Delta-aminolevulinic acid transport in cancer cells of the human extrahepatic biliary duct.

This study was performed to characterize the transport of the endogenous photosensitizer delta-aminolevulinic acid in tumor cells of the extrahepatic biliary duct. Uptake of [(3)H]delta-aminolevulinic acid into human cholangiocarcinoma SK-ChA-1 cells was linear for up to 10 min, independent of a Na(+) gradient, but stimulated 3- to 4-fold by an inwardly directed H(+) gradient.
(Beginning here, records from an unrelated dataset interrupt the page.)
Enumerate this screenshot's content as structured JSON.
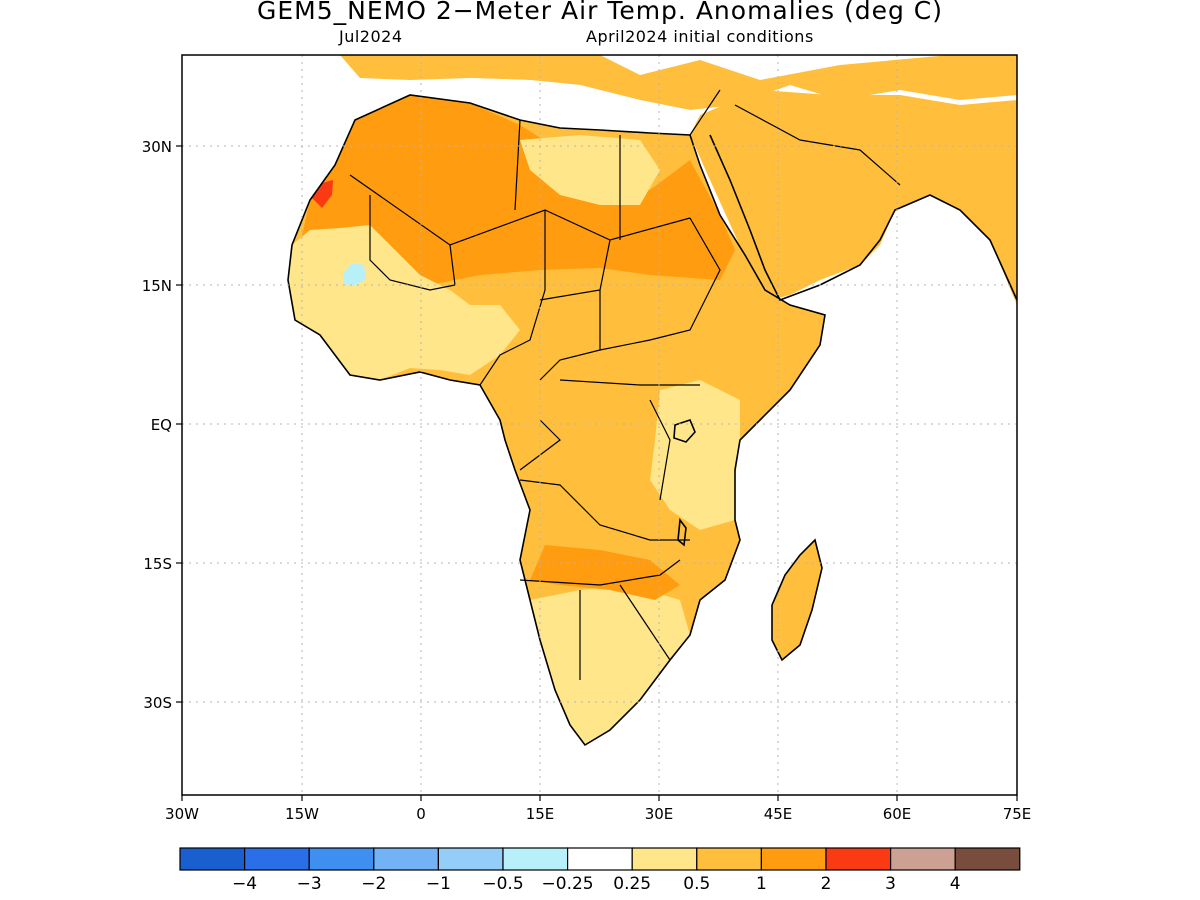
{
  "title": "GEM5_NEMO 2−Meter Air Temp. Anomalies (deg C)",
  "subtitle_left": "Jul2024",
  "subtitle_right": "April2024 initial conditions",
  "lat_ticks": [
    "30N",
    "15N",
    "EQ",
    "15S",
    "30S"
  ],
  "lon_ticks": [
    "30W",
    "15W",
    "0",
    "15E",
    "30E",
    "45E",
    "60E",
    "75E"
  ],
  "colorbar": {
    "colors": [
      "#1a5fcf",
      "#2a6ee8",
      "#3f8ff0",
      "#72b2f5",
      "#94cdf7",
      "#b7f0f8",
      "#ffffff",
      "#ffe68a",
      "#ffbf3c",
      "#ff9c0f",
      "#f93a12",
      "#cca193",
      "#784d3e"
    ],
    "labels": [
      "−4",
      "−3",
      "−2",
      "−1",
      "−0.5",
      "−0.25",
      "0.25",
      "0.5",
      "1",
      "2",
      "3",
      "4"
    ]
  },
  "region_colors": {
    "ocean": "#ffffff",
    "mediterranean": "#ffffff",
    "north_africa": "#ffbf3c",
    "sahara": "#ff9c0f",
    "sahel": "#ffe68a",
    "central": "#ffbf3c",
    "southern": "#ffe68a",
    "hot_spot": "#f93a12",
    "cool_spot": "#b7f0f8",
    "coast": "#000000"
  }
}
Uptake of delta-aminolevulinic acid was mediated by a single transport system with an apparent affinity (K(t)) of 2.1 mM and a maximal velocity (V(max)) of 60.1 nmol. 10 min(-1). mg of protein(-1). Glycylsarcosine, alanylalanine, and cefadroxil strongly inhibited the [(3)H]delta-aminolevulinic acid uptake with K(i) values of 1.3, 0.2, and 3.6 mM, respectively. In contrast, gamma-aminobutyric acid, glycine, L-glutamic acid, and L-aspartic acid (all 10 mM) had no effect on the total [(3)H]delta-aminolevulinic acid uptake, neither at pH 6.0 nor at pH 7.5. Applying a Dixon type of experiment and the ABC test revealed that glycylsarcosine and delta-aminolevulinic acid are transported via the same system, PEPT1. Treatment of the cells with phorbol 12-myristate 13-acetate, a phorbol ester that activates protein kinase C, resulted in a significant inhibition of the transport rate. This inhibition could be blocked by cotreatment with staurosporine. We conclude that delta-aminolevulinic acid is transported by the H(+)/peptide cotransporter PEPT1 into epithelial cells of the extrahepatic biliary duct. delta-Aminolevulinic acid can be accumulated specifically in bile duct tumor cells before photodynamic therapy.